RÊVES DE CLAIRE LUMIÈRELe rêve de claire lumière est un troisième type de rêve, qui apparaît lorsqu'on est très avancé sur le chemin. Il naît du prana primordial dans le canal central. La claire lumière généralement évoquée dans les enseignements sur le yoga du sommeil désigne un état dépourvu de rêve, de pensée et d'image. Mais il existe aussi un rêve de claire lumière, dans lequel le rêveur reste dans la nature de l'esprit. Ce n'est pas un accomplissement facile ; le pratiquant doit être très stable dans la conscience non-duelle avant qu'apparaissent les rêves de claire lumière. L'auteur d'un important commentaire du Tantra Mère, Gyaltsèn Milu Samlèk, écrit qu'il pratiqua assidûment pendant neuf ans avant d'avoir des rêves de claire lumière.

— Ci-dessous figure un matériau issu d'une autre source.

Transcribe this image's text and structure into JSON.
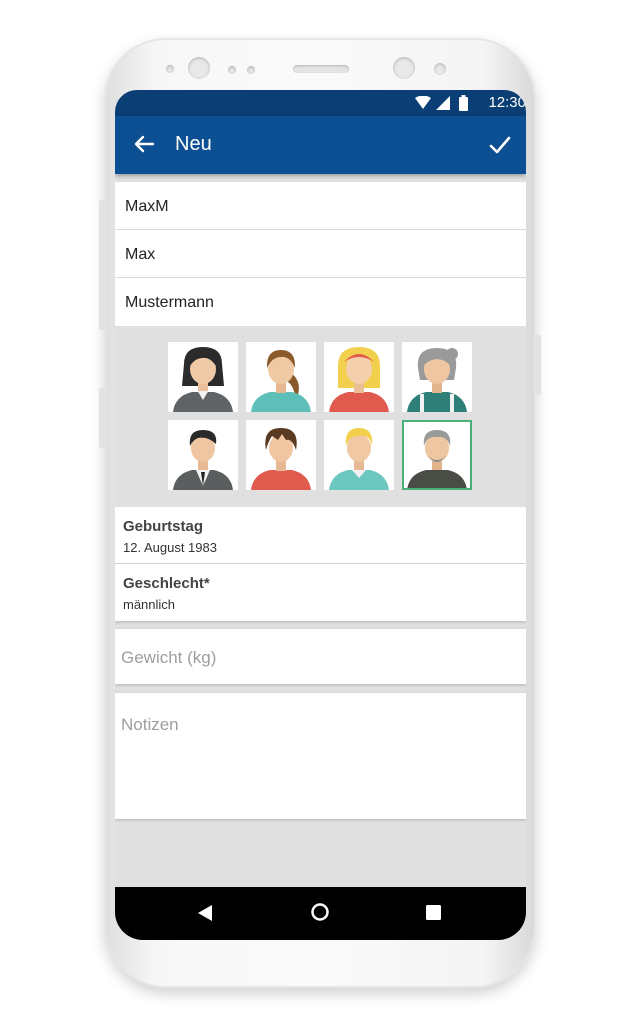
{
  "status_bar": {
    "time": "12:30"
  },
  "app_bar": {
    "title": "Neu",
    "back_icon": "arrow-left-icon",
    "confirm_icon": "check-icon",
    "color": "#0d4f93"
  },
  "form": {
    "username": "MaxM",
    "first_name": "Max",
    "last_name": "Mustermann"
  },
  "avatars": [
    {
      "name": "woman-dark-hair-avatar",
      "selected": false
    },
    {
      "name": "woman-ponytail-avatar",
      "selected": false
    },
    {
      "name": "woman-blonde-headband-avatar",
      "selected": false
    },
    {
      "name": "elderly-woman-avatar",
      "selected": false
    },
    {
      "name": "man-suit-avatar",
      "selected": false
    },
    {
      "name": "man-brown-hair-avatar",
      "selected": false
    },
    {
      "name": "man-blonde-avatar",
      "selected": false
    },
    {
      "name": "elderly-man-beard-avatar",
      "selected": true
    }
  ],
  "birthday": {
    "label": "Geburtstag",
    "value": "12. August 1983"
  },
  "gender": {
    "label": "Geschlecht*",
    "value": "männlich"
  },
  "weight": {
    "placeholder": "Gewicht (kg)"
  },
  "notes": {
    "placeholder": "Notizen"
  },
  "nav": {
    "back_icon": "triangle-back-icon",
    "home_icon": "circle-home-icon",
    "recents_icon": "square-recents-icon"
  }
}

Développer l'aptitude aux rêves de claire lumière et développer l'aptitude à rester dans la présence non-duelle de rigpa pendant la journée sont comparables. Au commencement, rigpa et la pensée semblent différents : quand on est en rigpa, il n'existe pas de pensées et si des pensées surviennent, on perd rigpa. Mais quand on a acquis la stabilité en rigpa, la pensée vient et s'en va sans le moins du monde obscurcir rigpa ; le pratiquant demeure dans la conscience non-duelle. Cette situation ressemble à l'apprentissage du jeu simultané de la cloche et du tambourin pendant un rituel : au début, on ne peut jouer qu'un instrument à la fois. Si l'on joue de la cloche, on perd le rythme du tambourin, et vice-versa. Ensuite, on trouve l'équilibre et l'on est capable de jouer simultanément des deux.

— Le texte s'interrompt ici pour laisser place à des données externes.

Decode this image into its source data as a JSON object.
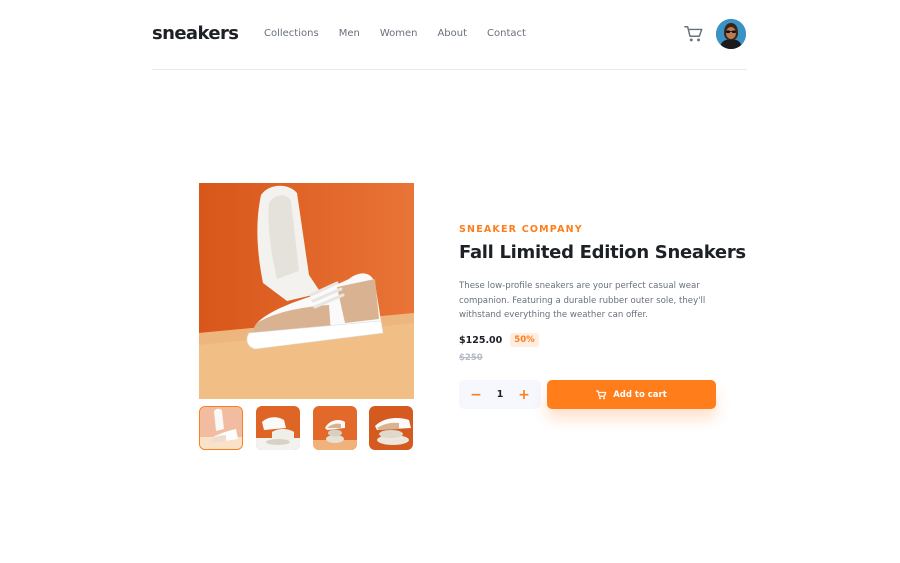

Le rêve de claire lumière n'est pas analogue au rêve de clarté. Ce dernier, qui naît d'aspects profonds et relativement purs de l'esprit, et qui est engendré par des empreintes karmiques positives, reste néanmoins dans la dualité. Le rêve de claire lumière, bien qu'il émerge d'empreintes karmiques du passé, n'aboutit pas à une expérience dualiste. Le pratiquant ne se retrouve pas sujet observant un rêve objet, ni sujet dans le monde du rêve, mais demeure entièrement intégré à rigpa non-duel.
Les différences entre les trois sortes de rêves peuvent paraître subtiles. Le rêve samsarique s'élève à partir des empreintes karmiques et des émotions individuelles, qui façonnent tout son contenu. Le rêve de clarté contient une connaissance plus objective, qui naît des empreintes karmiques collectives et est accessible à la conscience lorsque celle-ci n'est plus prisonnière des empreintes karmiques personnelles. La conscience n'étant alors plus liée par l'espace, le temps et l'histoire personnelle du rêveur, celui-ci peut contacter des êtres réels, recevoir des enseignements de maîtres réels, et trouver des informations bénéfiques pour lui-même et pour autrui.
Le rêve de claire lumière n'est pas défini d'après son contenu. Il est rêve de claire lumière parce qu'il ne s'y trouve pas de rêveur-sujet ou pourvu d'un ego, ni de moi en relation duelle avec le rêve ou son contenu. Le rêve n'est qu'un mouvement de l'esprit qui ne perturbe pas la stabilité du pratiquant établi dans la claire lumière.